Tim’s comment: surprise! Fat has approximately 9 calories per gram
Chapter 31
4. (pg. 845 – 50 states)
a) Yes, they are influential. Points that have both large leverage and large Studentized residuals are
bound to be influential (though, remember that a point can be influential without large residual)
b) The t-ratios for indicator variables are t-tests of whether those cases fit the regression model
established by the other cases. Both of the indicators have t-ratios that are large enouh to be
significant at the 0.05 level.
c) The t-ratios for illiteracy and income are not very large. The coefficient for Income is near zero.
Either predictor might be considered for removal from the regression.
5. (pg. 846 – cereals, part 2)
a) After allowing for the effects of Sodium and Sugars, each gram of Potassium is associated with a
0.019-calorie decrease
b) These points pull the slope of the relationship down. Omitting them should increase the value of
the coefficient of Potassium. It would likely become positive, since the remaining points show a
positive slope in the partial regression plot.

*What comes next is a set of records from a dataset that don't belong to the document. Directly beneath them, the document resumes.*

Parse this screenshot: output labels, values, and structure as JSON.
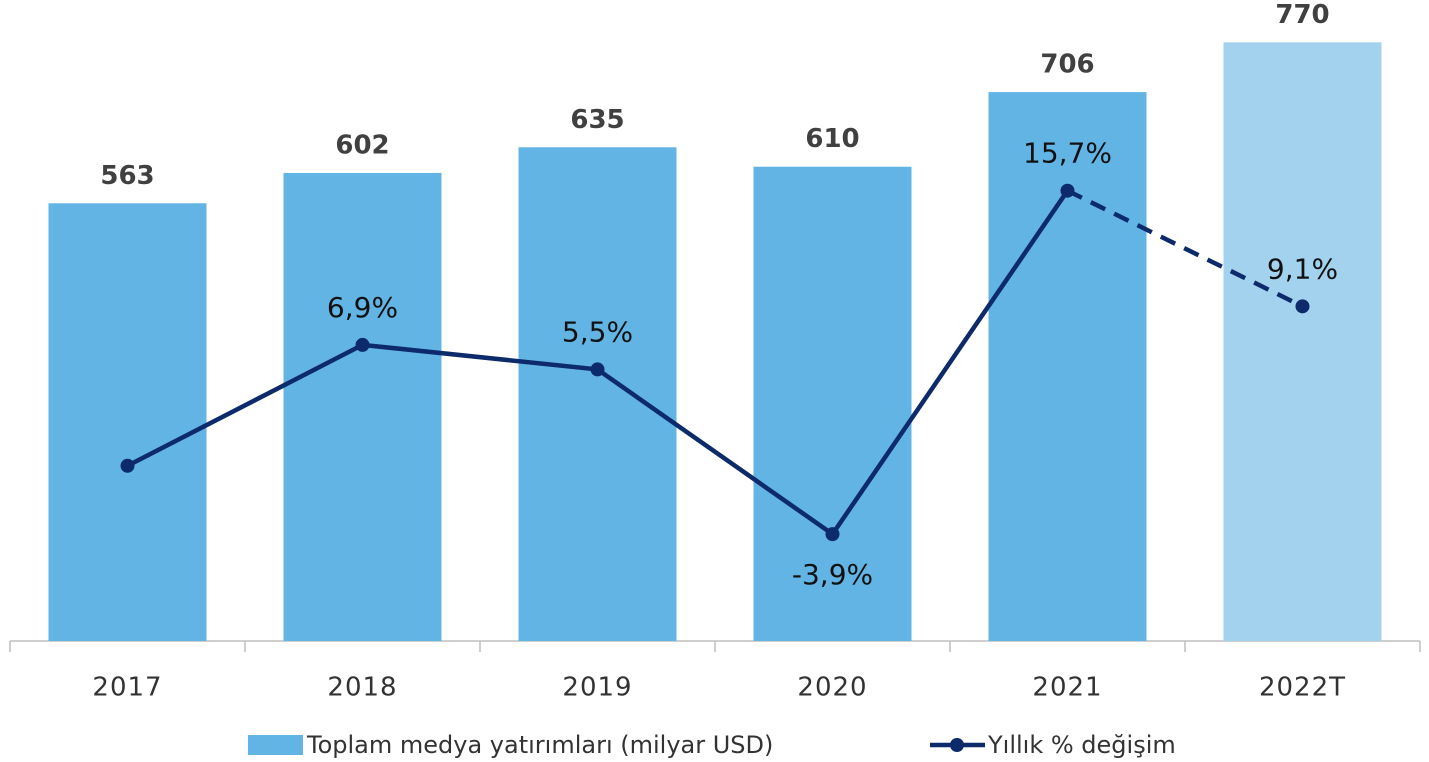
{
  "chart_data": {
    "type": "bar_line",
    "categories": [
      "2017",
      "2018",
      "2019",
      "2020",
      "2021",
      "2022T"
    ],
    "ylim": [
      0,
      800
    ],
    "y2lim": [
      -10,
      25.5
    ],
    "legend": "bottom",
    "series": [
      {
        "name": "Toplam medya yatırımları (milyar USD)",
        "type": "bar",
        "color": "#62b4e4",
        "colors": [
          "#62b4e4",
          "#62b4e4",
          "#62b4e4",
          "#62b4e4",
          "#62b4e4",
          "#a3d2ee"
        ],
        "values": [
          563,
          602,
          635,
          610,
          706,
          770
        ]
      },
      {
        "name": "Yıllık % değişim",
        "type": "line",
        "axis": "y2",
        "color": "#0d2a6b",
        "dash_last_segment": true,
        "values": [
          0,
          6.9,
          5.5,
          -3.9,
          15.7,
          9.1
        ],
        "value_labels": [
          null,
          "6,9%",
          "5,5%",
          "-3,9%",
          "15,7%",
          "9,1%"
        ]
      }
    ]
  }
}
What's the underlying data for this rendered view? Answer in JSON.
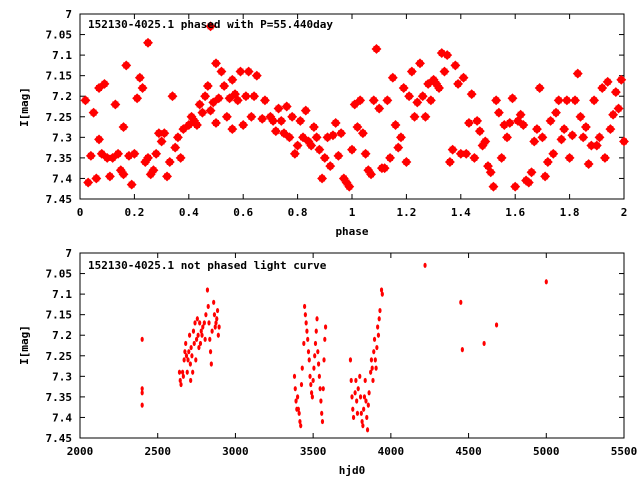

c) These appear to be influential points. They have both high leverage and large residual, and the
partial regression plot shows their influence.
d) If our goal is to understand the relationships among these variables, then it might be best to
omit these cereals because they seem to behave as if they are from a separate sub-group.
6. (Scottish hill races 2008)
a) The scatterplot of the residuals against the predicted values shows a fan shape with the spread
increasing for longer races. The Lairig Ghru race has high leverage.
b) Both races may be outliers. Their larger residuals have inflated the residual standard deviation
and may have reduced the R-square, but we can’t tell if they have affected the coefficients
without examining partial regression plots.
c) The partial regression plots show that these races have had littlee effect on the coefficients
other than on the intercept (which may have increased). A scatterplot of Distance vs. Climb
shows that the Lairig Ghru race is unusually long and has very little climb (relative to other
races), accounting for its large leverage.
8. (pg. 846 – gourmet pizza)
Hint: if you go back to look at problem 2 (pg.844) be aware that the variable Type in the regression
model there should be labeled Cheese (an indicator that is 1 for cheese and 0 for pepperoni) to be
consistent with later problems.
a) Reggio’s and Machielina’s received lower scores than we would otherwise have expected from
the model.
b) The t-ratio for the indicator variable for Michelina’s is -4.03, which is large. We can reject the
null hypothesis that Michelina’s fits the regression model, and can conclude that it is an outlier.
10. (pg. 848 – another slice of pizza)
a) Cheese and pepperoni pizzas don’t appear to be described by the same model.
b) The slope of taste score on calories, after allowing for the linear effects of fat and removing the
influence of the two outlying pizzas, is estimated to be 1.92 – 0.4615 = 1.45 points per gram for
cheese pizzas.
c) This should be a better regression model. We’ve identified a consistent difference between
pepperoni and cheese pizzas and incorporated it into the model. All coefficients are significantly
different from zero, and both the R-square and adjusted R-square are higher than the model in
Exercise 8.
12. (the final slice)
a) The coefficient for the indicator for Weight Watchers is not significantly discernible from zero at
the 0.05 level, but with a P-value of 0.09, it may still improve the model. This model has a
slightly higher R-square and adjusted R-square, but is not enough improved to be grounds for
choosing between the models. But the t-ratios are larger and the P-values smaller for a number
of the coefficients. That’s a sign of improvement.
b) Looking at the other coefficients in the model (and especially at the coefficient for Calories – not
too surprising, considering the identity of the newly isolated pizza), the addition of an indicator
for the Weight Watcher’s pizza has made several of them more significantly different from zero.
This seems to be a cleaner model and one that might lead to better understanding.
c) The tasters score cheese pizzas substantially higher than pepperoni pizzas. Even after allowing
for that, additional fat lowers scores, but higher-calorie pizzas score a bit better.